There are times when I drink this that I really understand why American brewers and drinkers have such a hard time grasping the fact bitter should be, well, bitter. It's not that it is terribly sweet, though the mouthfeel feels a little like undissolved jelly cubes, it's that the hops are nudged out by the famous Fuller's yeast character, as well as not being the same kind of citrus as folks are used to here. So many breweries here use very clean top fermenting yeasts that the character of the beer is so different, and I wonder if American breweries under hop the style as a result?

Having said that, it is still a lovely beer and one that is incredibly consistent. I found my tasting notes from a post I wrote about several English ales a few years back, and was pleased to see many of the same descriptors. I am not sure it will return to being a regular in the fridge, my tastes are very much in the lager world again these days and I actually found the switch to top fermented beer kind of jarring.

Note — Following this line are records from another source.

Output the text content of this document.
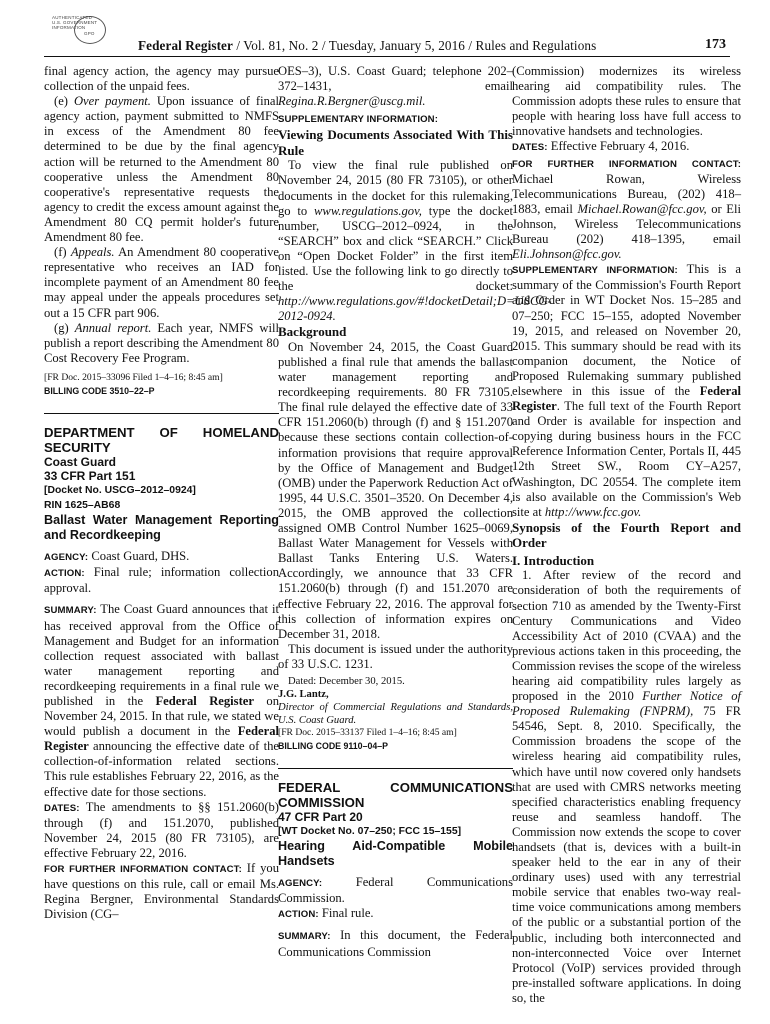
AUTHENTICATED
U.S. GOVERNMENT
INFORMATION
GPO
Federal Register / Vol. 81, No. 2 / Tuesday, January 5, 2016 / Rules and Regulations	173

final agency action, the agency may pursue collection of the unpaid fees.

(e) Over payment. Upon issuance of final agency action, payment submitted to NMFS in excess of the Amendment 80 fee determined to be due by the final agency action will be returned to the Amendment 80 cooperative unless the Amendment 80 cooperative's representative requests the agency to credit the excess amount against the Amendment 80 CQ permit holder's future Amendment 80 fee.

(f) Appeals. An Amendment 80 cooperative representative who receives an IAD for incomplete payment of an Amendment 80 fee may appeal under the appeals procedures set out a 15 CFR part 906.

(g) Annual report. Each year, NMFS will publish a report describing the Amendment 80 Cost Recovery Fee Program.

[FR Doc. 2015–33096 Filed 1–4–16; 8:45 am]

BILLING CODE 3510–22–P

DEPARTMENT OF HOMELAND SECURITY

Coast Guard

33 CFR Part 151

[Docket No. USCG–2012–0924]

RIN 1625–AB68

Ballast Water Management Reporting and Recordkeeping

AGENCY: Coast Guard, DHS.

ACTION: Final rule; information collection approval.

SUMMARY: The Coast Guard announces that it has received approval from the Office of Management and Budget for an information collection request associated with ballast water management reporting and recordkeeping requirements in a final rule we published in the Federal Register on November 24, 2015. In that rule, we stated we would publish a document in the Federal Register announcing the effective date of the collection-of-information related sections. This rule establishes February 22, 2016, as the effective date for those sections.

DATES: The amendments to §§ 151.2060(b) through (f) and 151.2070, published November 24, 2015 (80 FR 73105), are effective February 22, 2016.

FOR FURTHER INFORMATION CONTACT: If you have questions on this rule, call or email Ms. Regina Bergner, Environmental Standards Division (CG–

OES–3), U.S. Coast Guard; telephone 202–372–1431, email Regina.R.Bergner@uscg.mil.

SUPPLEMENTARY INFORMATION:

Viewing Documents Associated With This Rule

To view the final rule published on November 24, 2015 (80 FR 73105), or other documents in the docket for this rulemaking, go to www.regulations.gov, type the docket number, USCG–2012–0924, in the “SEARCH” box and click “SEARCH.” Click on “Open Docket Folder” in the first item listed. Use the following link to go directly to the docket: http://www.regulations.gov/#!docketDetail;D=USCG-2012-0924.

Background

On November 24, 2015, the Coast Guard published a final rule that amends the ballast water management reporting and recordkeeping requirements. 80 FR 73105. The final rule delayed the effective date of 33 CFR 151.2060(b) through (f) and § 151.2070 because these sections contain collection-of-information provisions that require approval by the Office of Management and Budget (OMB) under the Paperwork Reduction Act of 1995, 44 U.S.C. 3501–3520. On December 4, 2015, the OMB approved the collection assigned OMB Control Number 1625–0069, Ballast Water Management for Vessels with Ballast Tanks Entering U.S. Waters. Accordingly, we announce that 33 CFR 151.2060(b) through (f) and 151.2070 are effective February 22, 2016. The approval for this collection of information expires on December 31, 2018.

This document is issued under the authority of 33 U.S.C. 1231.

Dated: December 30, 2015.

J.G. Lantz,

Director of Commercial Regulations and Standards, U.S. Coast Guard.

[FR Doc. 2015–33137 Filed 1–4–16; 8:45 am]

BILLING CODE 9110–04–P

FEDERAL COMMUNICATIONS COMMISSION

47 CFR Part 20

[WT Docket No. 07–250; FCC 15–155]

Hearing Aid-Compatible Mobile Handsets

AGENCY: Federal Communications Commission.

ACTION: Final rule.

SUMMARY: In this document, the Federal Communications Commission

(Commission) modernizes its wireless hearing aid compatibility rules. The Commission adopts these rules to ensure that people with hearing loss have full access to innovative handsets and technologies.

DATES: Effective February 4, 2016.

FOR FURTHER INFORMATION CONTACT: Michael Rowan, Wireless Telecommunications Bureau, (202) 418–1883, email Michael.Rowan@fcc.gov, or Eli Johnson, Wireless Telecommunications Bureau (202) 418–1395, email Eli.Johnson@fcc.gov.

SUPPLEMENTARY INFORMATION: This is a summary of the Commission's Fourth Report and Order in WT Docket Nos. 15–285 and 07–250; FCC 15–155, adopted November 19, 2015, and released on November 20, 2015. This summary should be read with its companion document, the Notice of Proposed Rulemaking summary published elsewhere in this issue of the Federal Register. The full text of the Fourth Report and Order is available for inspection and copying during business hours in the FCC Reference Information Center, Portals II, 445 12th Street SW., Room CY–A257, Washington, DC 20554. The complete item is also available on the Commission's Web site at http://www.fcc.gov.

Synopsis of the Fourth Report and Order

I. Introduction

1. After review of the record and consideration of both the requirements of section 710 as amended by the Twenty-First Century Communications and Video Accessibility Act of 2010 (CVAA) and the previous actions taken in this proceeding, the Commission revises the scope of the wireless hearing aid compatibility rules largely as proposed in the 2010 Further Notice of Proposed Rulemaking (FNPRM), 75 FR 54546, Sept. 8, 2010. Specifically, the Commission broadens the scope of the wireless hearing aid compatibility rules, which have until now covered only handsets that are used with CMRS networks meeting specified characteristics enabling frequency reuse and seamless handoff. The Commission now extends the scope to cover handsets (that is, devices with a built-in speaker held to the ear in any of their ordinary uses) used with any terrestrial mobile service that enables two-way real-time voice communications among members of the public or a substantial portion of the public, including both interconnected and non-interconnected Voice over Internet Protocol (VoIP) services provided through pre-installed software applications. In doing so, the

I suppose when winter comes I should complete the triumvirate of Fullers beers and pick up some London Porter...

1 comment:

  1. A nice write up (and I am half-way through a bottle of Pride as I write and am a tad biased as I am a Tour Guide at the Griffin Brewery... well, I was pre-lockdown)
    However, London Pride, despite its style, isn’t a top-fermenting beer.
    The Fuller’s conical vessels required the yeast to evolve/mutate to be more bottom-fermenting...
    JK (aka John Keeling, brewer in Chiswick man and boy before being head brewer and eventually retiring) used to say that Fuller’s beer ferment in the middle.
    And you’re right... have some Porter soon!